裴护站在抱着孩子的张燕姑姑身边,望着警方将张燕姑父押解至警灯闪烁的车里,法检中心的人提着工具箱不断在地下室内上上下下。

“谢谢你啊小裴。”工作结束之后,小虎将裴护送至村口,耐心的解释了案件的真实情况——

“当时张燕她们村和自己村一起被纳入市里拆迁名额的时候,张家人全都特别开心。因为张燕姑姑多年没有怀孕,有一次张家人喝酒时,张燕姑父恰好提及此为自己的遗憾,却被张家人误认为是看不起自己,于是张燕父亲便将张燕姑父打的头破血流。之后虽然两家人言归于好,但张燕姑父心中还是难免记恨。于是他将眼神落在刚刚发育的张燕身上,经常带张燕一起出去吃饭一起聊天,和父母有隔阂的张燕很快沦陷在姑父的骗局里,写下离家出走的文字,没想到这么多年却被姑父囚禁在地下室里。一直遗憾没有孩子的张燕姑父,在面对张燕的孩子时,却因为不知道该怎么向众人解释这个凭空冒出来的孩子,最终也选择隐藏这个孩子。”

“这么多年,不知道每年过年的时候,张燕能不能听到外面的鞭炮声。”

“正如你看到的,张燕姑父对于家里的装修并不了解,之前口角和村里的装修师傅闹了冲突,对方偷摸将家里的通水渠坡度做了手脚,导致每次极端天气的时候,沿街雨水倒灌进屋里,率先流入地下室。很多时候,张燕只能仰起头勉强支撑自己的脸不被沉在污水里,站直身体将孩子托起来。墙上那些划痕,都是孩子的脚曾在墙上的痕迹。直到,前段时间拆迁款已经到账,张燕的姑父便不再给张燕食物。前晚他看到监控里张燕没了动静,便将两人用毯子裹了,丢在拆迁现场,想着淹没在拆迁废墟里,就可以逃出生天。”

“人都是要为自己的认知买单的。”晚间温热的风吹在裴护面无表情的脸上,看不出一丝抓到凶手的开心:“到底是不是张燕父亲得罪张燕姑父导致张燕被虐待致死,至少可以肯定的是,张燕姑父自己的小心眼导致装修师傅记恨,最终雨水倒灌进地下室,张燕和孩子长期溺水,才会被我们发现身体上的细节继而找到张燕姑父。中间少了任何一环,都抓不住他。”

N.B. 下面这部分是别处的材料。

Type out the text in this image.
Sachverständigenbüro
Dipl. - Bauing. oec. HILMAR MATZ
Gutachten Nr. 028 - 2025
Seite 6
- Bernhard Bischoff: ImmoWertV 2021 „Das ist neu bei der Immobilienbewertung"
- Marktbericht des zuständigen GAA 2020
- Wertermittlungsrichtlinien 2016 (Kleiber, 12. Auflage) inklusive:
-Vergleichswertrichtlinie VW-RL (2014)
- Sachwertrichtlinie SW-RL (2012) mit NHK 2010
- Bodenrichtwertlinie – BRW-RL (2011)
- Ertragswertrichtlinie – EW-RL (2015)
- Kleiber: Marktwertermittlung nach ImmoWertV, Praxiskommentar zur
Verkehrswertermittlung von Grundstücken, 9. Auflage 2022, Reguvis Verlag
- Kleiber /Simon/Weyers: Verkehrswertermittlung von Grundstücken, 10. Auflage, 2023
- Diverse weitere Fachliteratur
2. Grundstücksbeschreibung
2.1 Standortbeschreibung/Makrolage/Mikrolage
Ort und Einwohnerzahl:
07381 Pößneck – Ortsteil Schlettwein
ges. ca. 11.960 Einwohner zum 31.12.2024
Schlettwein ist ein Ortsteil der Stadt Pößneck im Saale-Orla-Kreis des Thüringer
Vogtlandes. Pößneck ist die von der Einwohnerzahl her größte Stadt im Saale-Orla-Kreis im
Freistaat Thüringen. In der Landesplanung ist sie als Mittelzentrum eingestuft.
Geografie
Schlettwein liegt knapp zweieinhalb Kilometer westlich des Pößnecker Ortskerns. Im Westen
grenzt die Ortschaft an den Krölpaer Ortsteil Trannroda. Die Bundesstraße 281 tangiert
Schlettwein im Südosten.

说到这里,裴护冷笑一声仰望天空叹了口气:“一切都是他咎由自取。”

“但还好,对于孩子来说,一切都来得及。”

等到两人分手,裴护本能站直身体准备朝地铁站走——

正看到许稚穿着黑色衬衣背着包站在马路对面歪着脑袋看自己。

脑袋上黑色短发,在夏风里一晃一晃。

风中温热的水果味道,和路边暑假玩闹的孩提嬉闹声,人们下班不急不慢吃路边摊的点餐声,成为彼此最好的背景音。

辛苦的一天,终于结束了。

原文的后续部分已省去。